In Piccolo diario dei malanni, l’ultimo spettacolo dell’artista Giacomo Verde prodotto da ALDES, il vissuto personale, il lutto, la povertà, la malattia vengono consegnati allo spettatore così come si presentano nella vita, e proprio questa spiazzante immediatezza li carica di un assoluto distillato da qualsivoglia retorica. Questa potente prossimità tra la memoria personale dell’artista e la messa in scena, mi ha impedito di discernere tra gli strumenti della critica e quelli degli affetti. Non sono riuscita a scrivere di quello spettacolo e non lo farò neanche adesso. Vorrei piuttosto riflettere sul residuo di realtà nelle opere di Giacomo Verde, che ripiegato in se stesso ci avvolge e ci risputa in un nuovo spazio relazionale. Tutta la poetica di Giacomo Verde è attraversata da un vaso comunicante e trasformativo tra l’arte e la vita. Non c’entra nulla il reality trend, né la bio fiction. Nelle performance, nei video, nelle installazioni e negli spettacoli dell’artista, non c’è nessun tentativo di spettacolarizzare la quotidianità o di estetizzare il reale. Semmai il movimento opposto: guardare la vita con le lenti del processo artistico, scovare il bello negli aspetti più abitudinari, estrarre dallo scorrere dei giorni conflitti irriducibili e renderli universali sul palco, con semplicità e ironia, senza tentare di risolvere il tragico, perché come scrive Salvatore Iaconesi, molto amico di Giacomo Verde, «la tragedia non ha soluzione». Alla base di questo continuo mescolarsi tra la vita e l’arte c’è sempre il tentativo di magnificare la relazione: tra performer-narratore e spettatore, tra tecnologia e carne, tra realtà e immaginario, tra politica ed estetica.

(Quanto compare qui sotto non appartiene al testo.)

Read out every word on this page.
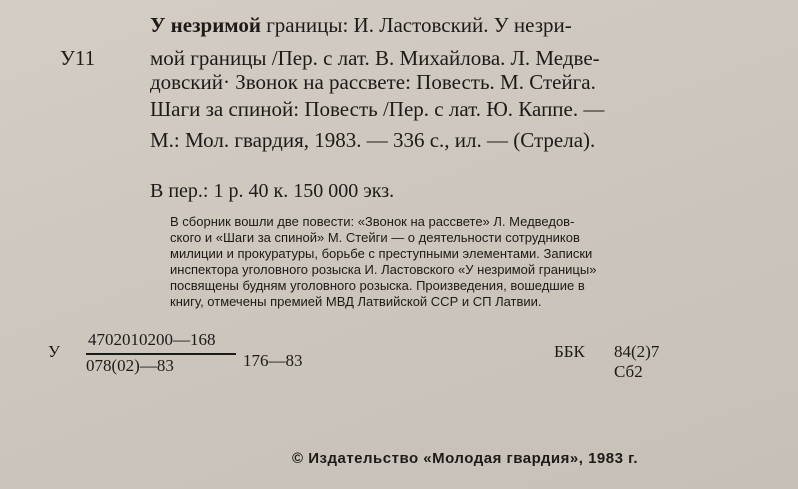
У незримой границы: И. Ластовский. У незри-
У11	мой границы /Пер. с лат. В. Михайлова. Л. Медве-
довский· Звонок на рассвете: Повесть. М. Стейга.
Шаги за спиной: Повесть /Пер. с лат. Ю. Каппе. —
М.: Мол. гвардия, 1983. — 336 с., ил. — (Стрела).
В пер.: 1 р. 40 к. 150 000 экз.
В сборник вошли две повести: «Звонок на рассвете» Л. Медведов-
ского и «Шаги за спиной» М. Стейги — о деятельности сотрудников
милиции и прокуратуры, борьбе с преступными элементами. Записки
инспектора уголовного розыска И. Ластовского «У незримой границы»
посвящены будням уголовного розыска. Произведения, вошедшие в
книгу, отмечены премией МВД Латвийской ССР и СП Латвии.
У
4702010200—168
078(02)—83	176—83	ББК 84(2)7
Сб2
© Издательство «Молодая гвардия», 1983 г.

Uno dei progetti che ben sintetizza questo discorso è Bit, il burattino virtuale animato da Verde. Bit fa parte del progetto “Euclide” creato con l’artista Stefano Roveda nel 1999. Lo scopo del progetto è cercare di umanizzare la tecnologia e renderla relazionale. Bit infatti è animato da Giacomo Verde attraverso un cyberglove, un guanto che utilizza una tecnologia a sensori in grado di trasformare i movimenti delle mani e delle dita in dati digitali in tempo reale. Il sistema dunque bypassa l’intermediazione di un’interfaccia da computer e utilizza i gesti corporei, la loro casualità, imperfezione e capacità di cambiare continuamente, per dare vita al burattino. Il piano del reale, ovvero lo spazio-tempo fisico in cui l’azione si svolge e la componente tecnica di cui si costituisce, viene masticato poeticamente dall’artista e restituito come principio costruttivo.

Sempre attento alle potenzialità specifiche e intime delle tecnologie utilizzate, Giacomo Verde infatti trasforma il linguaggio interattivo alla base del progetto in un codice drammaturgico che modella tanto il rapporto con lo spettatore quanto l’indole del personaggio. Il processo è dichiarato e trasparente: l’ingegnere Antonio Bocola riprogramma il burattino ogni sei mesi e questa continua “rieducazione” caratterizza Bit come un bambino curioso che fa mille domande allo spettatore per conoscersi e conoscere il mondo. Come in molte altre forme di teatro di figura, l’animatore è visibile e il burattino è consapevole della sua presenza. L’intenzione di Giacomo Verde non è quella di affascinare lo spettatore grazie ai “trucchi” della tecnologia, ma al contrario è quella di abolire la distanza tra gioco e illusione, renderlo consapevole del dispositivo, al fine di coinvolgerlo in maniera più “spontanea” nella relazione con Bit. «È molto importante che il pubblico stia attorno al narratore – scrive Giacomo Verde – mi piace immaginare che lo sguardo, la smorfia o l’espressione di uno spettatore possano entrare nel campo percettivo di un altro spettatore posto nella fila di fronte, contribuendo così a dare altri sensi al dipanarsi dei racconti, delle immagini e dei suoni. Ecco che il racconto (e il narratore) tornano ad essere un pretesto per “fare cerchio”, guardarsi negli occhi e interrogarsi sulla propria identità, personale e collettiva, oltre i luoghi comuni della rappresentazione» (1).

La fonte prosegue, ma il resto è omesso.